Das letzte gelbe Quadrat draußen ist ausgegangen.
Die Kristalle im Schnee funkeln im Mondlicht,
aber ich bin zu weit weg,
um sie zu sehen.
Schschschschschsch
Meine Gedanken sind voller Worte anderer Leute.
Badeschwamm.
Ich schreibe auf Englisch, lese auf Russisch.
Unterwäsche verstehe ich immer noch nicht.
Am liebsten habe ich Wälder, Luft und Baumwolle.
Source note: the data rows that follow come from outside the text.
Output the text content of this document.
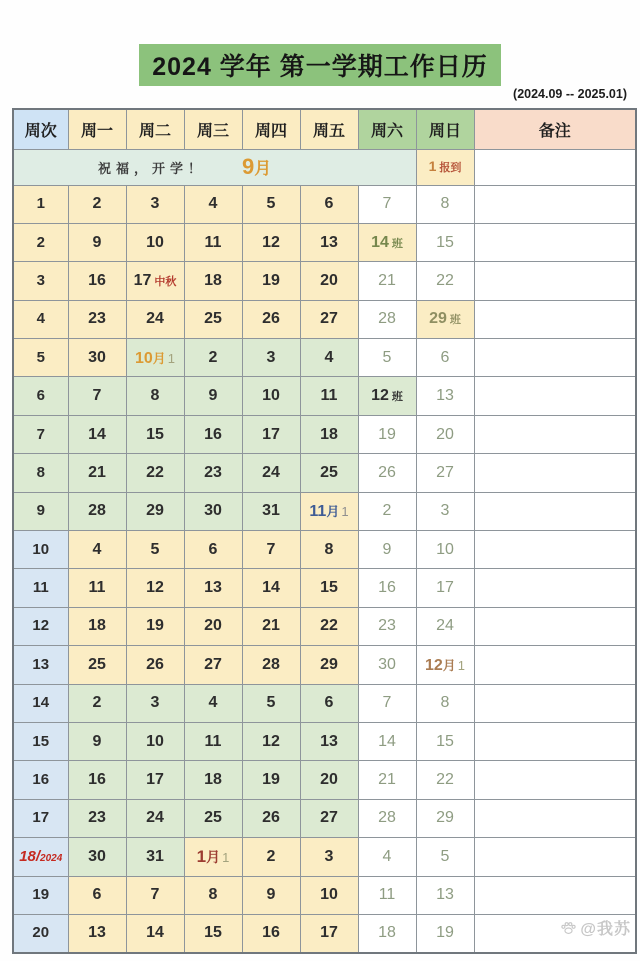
2024 学年 第一学期工作日历
(2024.09 -- 2025.01)
周次	周一	周二	周三	周四	周五	周六	周日	备注

祝福，开学！ 9月							1 报到	
1	2	3	4	5	6	7	8	
2	9	10	11	12	13	14 班	15	
3	16	17 中秋	18	19	20	21	22	
4	23	24	25	26	27	28	29 班	
5	30	10月 1	2	3	4	5	6	
6	7	8	9	10	11	12 班	13	
7	14	15	16	17	18	19	20	
8	21	22	23	24	25	26	27	
9	28	29	30	31	11月 1	2	3	
10	4	5	6	7	8	9	10	
11	11	12	13	14	15	16	17	
12	18	19	20	21	22	23	24	
13	25	26	27	28	29	30	12月 1	
14	2	3	4	5	6	7	8	
15	9	10	11	12	13	14	15	
16	16	17	18	19	20	21	22	
17	23	24	25	26	27	28	29	
18/2024	30	31	1月 1	2	3	4	5	
19	6	7	8	9	10	11	13	
20	13	14	15	16	17	18	19		@我苏
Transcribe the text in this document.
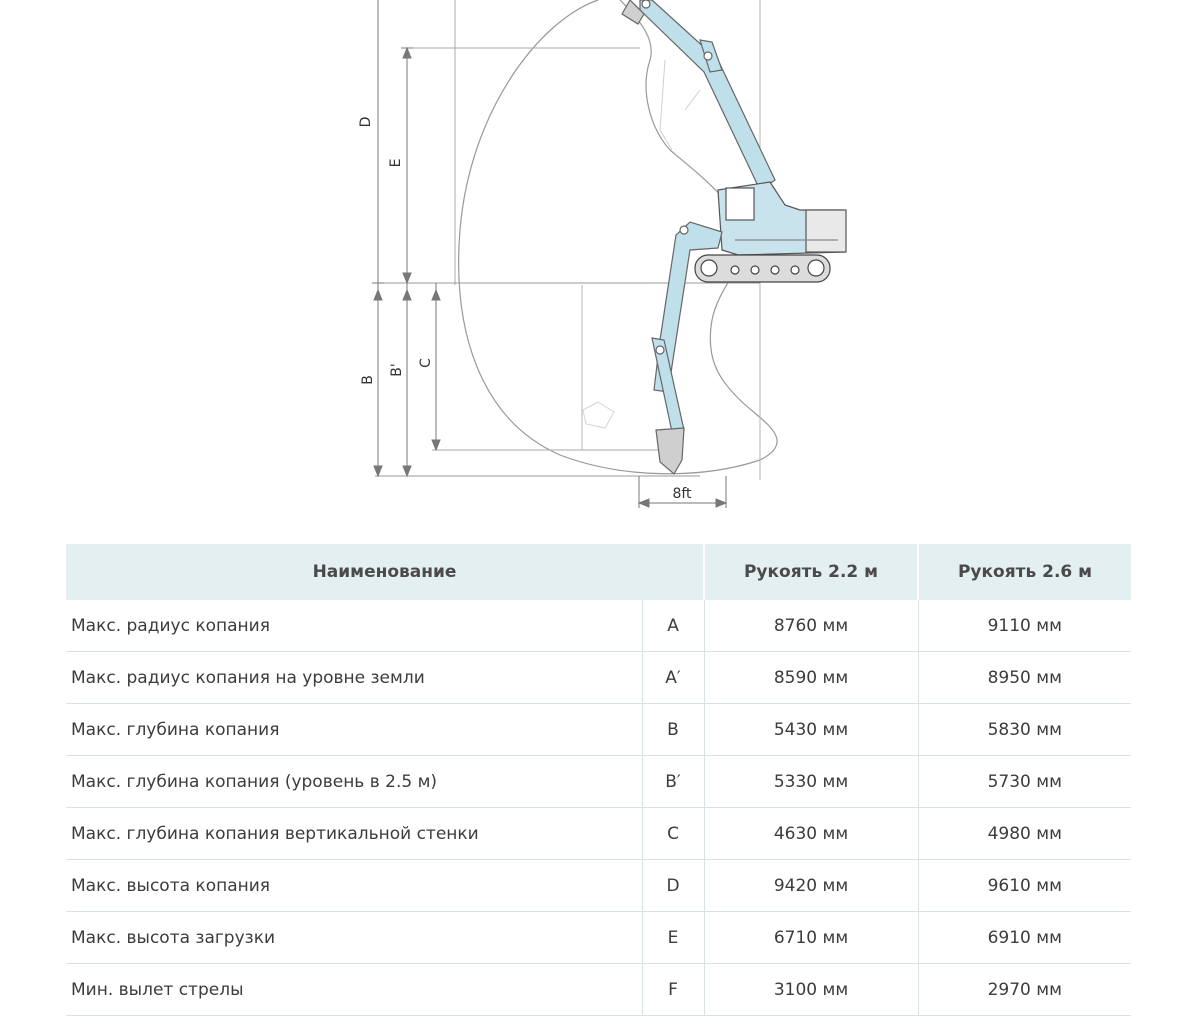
D
E
B
B'
C
8ft
Наименование		Рукоять 2.2 м	Рукоять 2.6 м
Макс. радиус копания	A	8760 мм	9110 мм
Макс. радиус копания на уровне земли	A′	8590 мм	8950 мм
Макс. глубина копания	B	5430 мм	5830 мм
Макс. глубина копания (уровень в 2.5 м)	B′	5330 мм	5730 мм
Макс. глубина копания вертикальной стенки	C	4630 мм	4980 мм
Макс. высота копания	D	9420 мм	9610 мм
Макс. высота загрузки	E	6710 мм	6910 мм
Мин. вылет стрелы	F	3100 мм	2970 мм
Männer, die einen auf ironisch machen,
Häschen, mit knusprigen
Schenkeln zum Anbeißen.
Eine alte Frau sitzt auf einem Baumstumpf
und sieht mich
mit strengen Augen an.
Wenn nur nicht so schmerzte,
alles, was mich berührt.
Ist der Frühling etwa keine harte, schwere Zeit?
Befruchtung überall.
Und dann das Pfeifen auf all die Idioten,
die so ignorant um dein Nest herumstolzieren.
Das Leben ist kein Spaziergang, wenn man ein Schwan ist.
Ich betrachte die Baumwolle, wie sie an der Sonne glänzt.
Beruhigt mich das?
Weiße Wäsche. Luft.
II. Ein Geräusch aus der Zukunft
Luftkäfig
Alle Kinder auf Rädern erhielten Helme und um die Schienen
wurden Gräben ausgehoben, damit wir nicht dorthin konnten.
Damit wurde die kollektive Erinnerung daran ausgelöscht, wie man auf Schienen geht.